Last updated at: (Beijing Time) Monday, February 03, 2003
War with Iraq 'Unacceptable': Anglican Archbishop
The new Archbishop of Canterbury Rowan Williams said that war against Iraq was unacceptable and would spark humanitarian crisis both in Iraq and other regions of the world, according to an interview published on Sunday by The Sunday Times newspaper.
The new Archbishop of Canterbury Rowan Williams said that war against Iraq was unacceptable and would spark humanitarian crisis both in Iraq and other regions of the world, according to an interview published on Sunday by The Sunday Times newspaper.
In his first newspaper interview since taking office, Williams, leader of the world's 70 million Anglicans, said such a conflict would be "unacceptable" to him as a Christian moralist.
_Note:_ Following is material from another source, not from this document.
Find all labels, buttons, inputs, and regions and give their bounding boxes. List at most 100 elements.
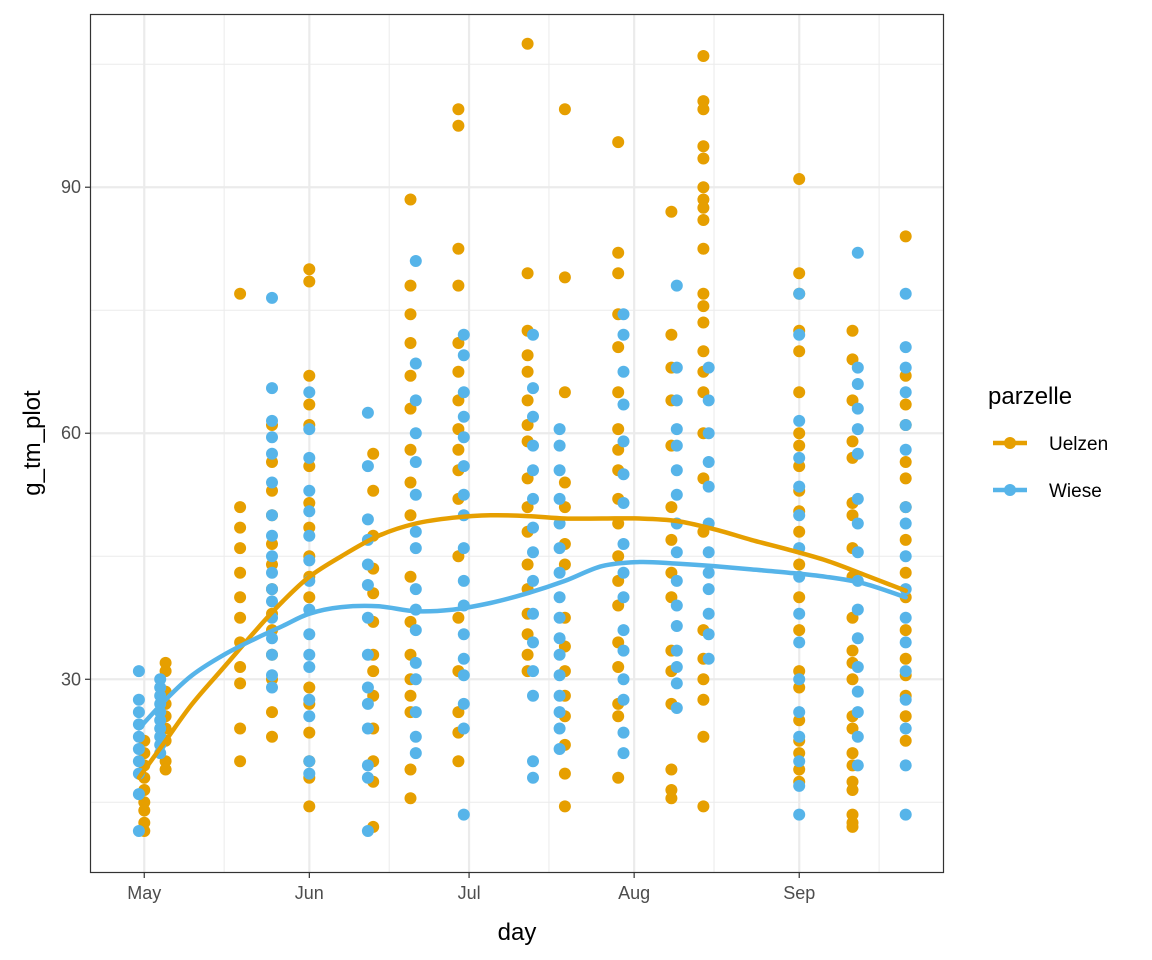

Pointing to the resulting instability of Iraq and probable refugee crisis if a war breaks out, Williams said military campaign was no way to deal with country as vulnerable as Iraq.
He also said he would lobby British Prime Minister Tony Blair in a bid to prevent a conflict and would "continue to do so after the outbreak of hostilities."
Williams, due to be enthroned as head of the Anglican church later this month, also doubted Britain's role as a "moral policeman."
"If we take onto ourselves too rapidly the role of moral policeman... we mortgage ourselves to a very long job which might require some uncomfortable examination of the regimes we have supported in the past," he said.
Blair, the firmest US ally on disarming Iraqi President Saddam Hussein by force if necessary, has vowed to join a US-led militarystrike against Iraq even without new UN approval.
Recent opinion polls showed that most Britons were opposed to war without a second UN resolution authorizing military action against Iraq and leaders from the main Christian denominations in Britain had expressed their deep concerns over a possible war in Iraq.